Some practices that facilitate the whole hearted prayerful response are listed below.

Breathing

Pausing in no thought

Going deeper through disciplined practice

Kindness to others (so they suffer less)

Gratitude, finding the surprise in the gift of the given

Patience, stilling the separating, judgmental mind

Cultivating the open, non-reactive mind

Touching our doing with wholehearted being

So, to cultivate joy through joy practice, practice full attention to the breath and go deeper in seeing how everything changes.  From this gratitude for the gift of the arising moment comes deeper mindfulness and further awareness to our interconnection with all things.

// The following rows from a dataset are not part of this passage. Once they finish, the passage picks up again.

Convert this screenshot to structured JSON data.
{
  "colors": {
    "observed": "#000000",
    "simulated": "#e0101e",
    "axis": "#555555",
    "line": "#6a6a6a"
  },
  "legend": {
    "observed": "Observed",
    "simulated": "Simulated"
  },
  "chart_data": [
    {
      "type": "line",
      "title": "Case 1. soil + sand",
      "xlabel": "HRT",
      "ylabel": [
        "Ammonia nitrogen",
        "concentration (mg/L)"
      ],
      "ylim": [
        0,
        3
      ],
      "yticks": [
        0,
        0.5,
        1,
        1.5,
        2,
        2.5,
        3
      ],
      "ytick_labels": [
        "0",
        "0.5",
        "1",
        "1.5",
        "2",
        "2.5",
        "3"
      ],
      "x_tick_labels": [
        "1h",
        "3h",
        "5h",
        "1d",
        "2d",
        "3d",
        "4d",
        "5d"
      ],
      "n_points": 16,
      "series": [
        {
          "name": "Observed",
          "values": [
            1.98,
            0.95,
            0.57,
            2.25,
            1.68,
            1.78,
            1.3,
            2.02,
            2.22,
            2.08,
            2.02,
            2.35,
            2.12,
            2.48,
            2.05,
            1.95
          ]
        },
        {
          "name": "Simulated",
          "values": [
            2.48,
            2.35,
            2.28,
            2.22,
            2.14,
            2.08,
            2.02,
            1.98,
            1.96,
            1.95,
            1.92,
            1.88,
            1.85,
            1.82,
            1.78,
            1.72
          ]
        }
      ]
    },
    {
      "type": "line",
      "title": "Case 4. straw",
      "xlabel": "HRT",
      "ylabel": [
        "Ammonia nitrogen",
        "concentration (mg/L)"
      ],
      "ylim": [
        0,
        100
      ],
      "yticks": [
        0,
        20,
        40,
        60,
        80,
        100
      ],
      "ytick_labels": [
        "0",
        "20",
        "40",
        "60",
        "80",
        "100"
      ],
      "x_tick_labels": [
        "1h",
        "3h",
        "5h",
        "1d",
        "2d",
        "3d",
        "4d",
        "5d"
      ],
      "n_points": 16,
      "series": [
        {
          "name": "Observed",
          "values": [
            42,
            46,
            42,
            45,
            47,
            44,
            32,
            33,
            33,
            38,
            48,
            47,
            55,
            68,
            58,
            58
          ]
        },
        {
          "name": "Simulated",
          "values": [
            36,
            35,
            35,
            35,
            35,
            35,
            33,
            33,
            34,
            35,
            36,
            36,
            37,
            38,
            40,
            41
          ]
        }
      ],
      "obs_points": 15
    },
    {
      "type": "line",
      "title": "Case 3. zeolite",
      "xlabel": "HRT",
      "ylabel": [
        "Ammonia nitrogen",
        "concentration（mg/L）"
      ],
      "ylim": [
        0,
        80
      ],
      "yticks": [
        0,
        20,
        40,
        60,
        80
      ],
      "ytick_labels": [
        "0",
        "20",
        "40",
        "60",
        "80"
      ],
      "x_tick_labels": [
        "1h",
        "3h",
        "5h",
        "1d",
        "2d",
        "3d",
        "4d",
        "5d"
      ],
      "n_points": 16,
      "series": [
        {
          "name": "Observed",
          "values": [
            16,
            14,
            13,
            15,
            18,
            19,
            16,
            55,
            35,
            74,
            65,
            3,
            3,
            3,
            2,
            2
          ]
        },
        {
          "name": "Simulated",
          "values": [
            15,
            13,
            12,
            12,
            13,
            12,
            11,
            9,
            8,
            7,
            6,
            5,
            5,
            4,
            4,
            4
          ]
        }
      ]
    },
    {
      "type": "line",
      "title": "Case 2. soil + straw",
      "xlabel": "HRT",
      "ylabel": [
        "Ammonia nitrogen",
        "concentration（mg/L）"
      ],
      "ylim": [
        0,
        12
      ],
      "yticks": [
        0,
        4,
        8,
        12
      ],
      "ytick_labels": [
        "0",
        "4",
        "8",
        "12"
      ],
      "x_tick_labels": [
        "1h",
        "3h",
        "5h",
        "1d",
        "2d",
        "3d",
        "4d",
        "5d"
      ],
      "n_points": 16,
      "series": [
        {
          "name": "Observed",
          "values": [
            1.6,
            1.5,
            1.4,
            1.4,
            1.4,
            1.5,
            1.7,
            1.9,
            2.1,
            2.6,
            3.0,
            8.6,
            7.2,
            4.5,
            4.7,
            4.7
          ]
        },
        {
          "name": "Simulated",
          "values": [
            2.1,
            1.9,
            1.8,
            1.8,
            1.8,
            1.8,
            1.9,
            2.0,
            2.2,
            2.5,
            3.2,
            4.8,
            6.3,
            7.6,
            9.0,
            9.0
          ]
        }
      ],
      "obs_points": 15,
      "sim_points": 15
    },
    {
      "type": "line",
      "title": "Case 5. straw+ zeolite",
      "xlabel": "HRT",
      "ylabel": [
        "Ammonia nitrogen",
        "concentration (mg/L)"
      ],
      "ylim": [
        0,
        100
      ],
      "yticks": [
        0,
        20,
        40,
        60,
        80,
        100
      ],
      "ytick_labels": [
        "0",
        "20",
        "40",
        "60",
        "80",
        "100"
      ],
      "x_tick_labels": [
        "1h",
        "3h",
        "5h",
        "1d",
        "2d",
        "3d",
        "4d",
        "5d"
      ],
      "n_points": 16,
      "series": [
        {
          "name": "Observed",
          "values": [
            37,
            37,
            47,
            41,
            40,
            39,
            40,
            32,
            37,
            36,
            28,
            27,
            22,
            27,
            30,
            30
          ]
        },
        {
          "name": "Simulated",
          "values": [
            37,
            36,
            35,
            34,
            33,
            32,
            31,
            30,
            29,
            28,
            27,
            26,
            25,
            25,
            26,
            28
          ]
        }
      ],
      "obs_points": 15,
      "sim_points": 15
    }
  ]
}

It’s also helpful to examine our regular breathing.  Is it peaceful, harmonic and rhythmical?  Does it come from the belly or the chest?  Can we develop greater awareness to the separating nature of our linguistic thoughts?  Through meditation, can we extend the ‘no thought’ moment, can we release our attachment to repeating thoughts, and can we experience a deeper stillness?  With mindfulness and gratitude comes a sense of wonder where kindness grows.  The natural desire to reduce others’ suffering is watered and judgments, competition and the separating mind diminishes.  The mind opens in wonder to accept how little we know, with frequent use of, “I just don’t know.”  The destructive nature of the closed mind and the phrase, “I know that” is revealed.  The grasping to be ‘right’ diminishes as the childlike curious heart opens to an expanding universe.

In the prayerful response, there’s a deep felt sense that all is supported, even when it may seem the floor has given way.  This sense of Big Belonging transcends the separating nature of race, sex, religion, nationality, sexual orientation, economic status, etc.  The mindful, nonjudgmental, open mind is the mind that can sustain joy.

Yes, we all meet despair everyday.  Feelings of not being enough, not having enough and not doing enough creep in repeatedly from our competitive, consumptive culture.  I can only hope that whoever reads this finds some relieve through the implementation of joy practice.  It takes practice, courage and discipline and is no less demanding than any spiritual pursuit.  May you break open this practice and find wonderment and awe as the closed mind yields to the open mind, once again letting the sun shine in.